I nod, my stomach turning over in my physical body, the feeling echoing in my subconscious form. “Rogue, I’ve got to get out of here. I’m going to be sick.”
“But we haven’t found the inventory list,” he says, staring at the stack of files in front of us.
“We’ll find the meds,” I say, standing, gathering the files. “I need to get out of here now. Have to.”
He nods, revulsion written on his face. He starts sending files back into the cabinet, one at a time. It’s not a quick business and although I want to desert him and be as far away from my father’s office as possible I stay by his side.
“Em,” he says, as he’s waiting for a file to disappear. “They didn’t kill all the babies.”
He’s trying to make me feel better, I realize. He has his eyes trained on me, although I know his focus is on moving the files.

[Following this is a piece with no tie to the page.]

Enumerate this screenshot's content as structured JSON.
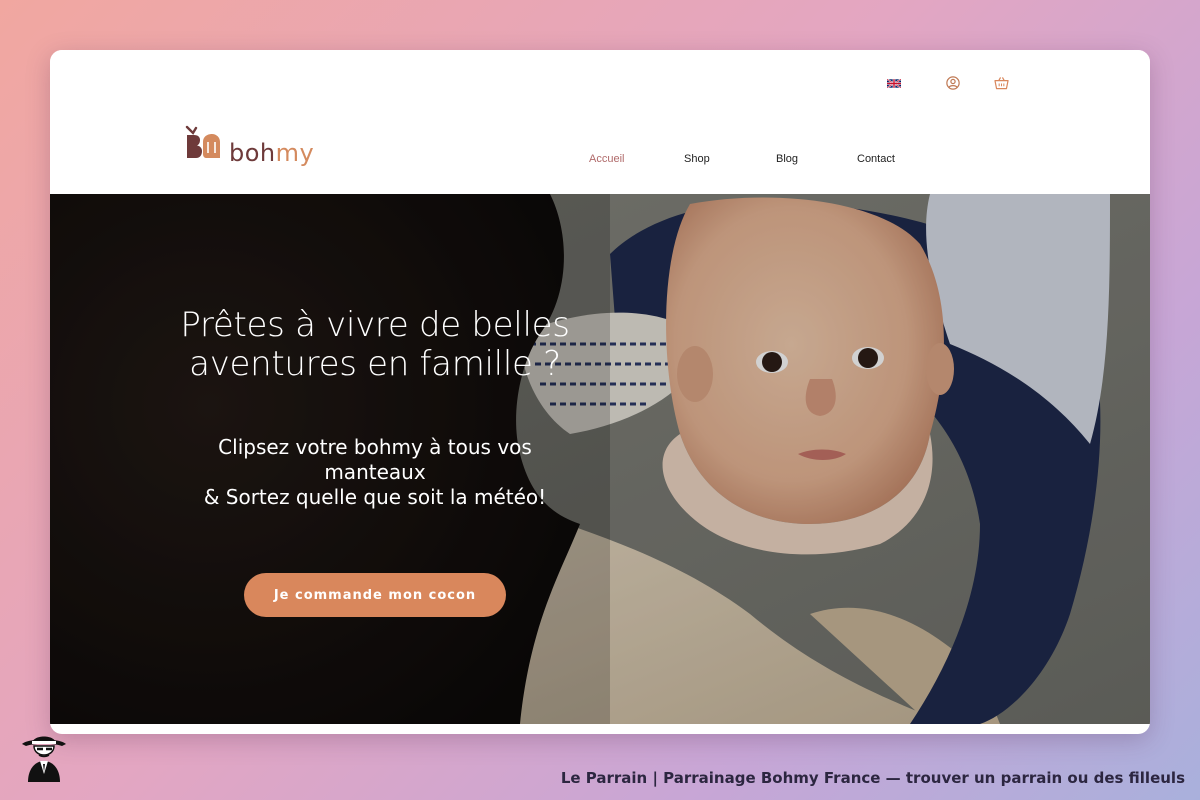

I nod. “I know. I read the whole report,” I say, holding it up. “Twelve. They killed twelve babies before they figured it out. They devalued those lives, sacrificing them to find a serum. They killed twelve babies before they realized they had to wait for them to be six weeks older to ‘harvest’ them. Those were the children we heard in the lab. To this day, they must do this to every Middling born,” I say and realize at the same time.
“I knew they were experimenting on children, but I didn’t realize that they did it to them all. I didn’t know they let some of them die,” Rogue says, swallowing hard, like it took a great effort.
“Not let them die,” I say, anger rising in me. “They killed them. Experimented on them when they were at their most fragile, early state. They harvested their spinal fluid, knowing the implications. Innocent babies. And now they withdraw spinal fluid from every infant at age six weeks. You remember what the injections felt like. Taking their spinal fluid must be excruciating for those Middling babies, but they do it to every single one born. All to create Defects.”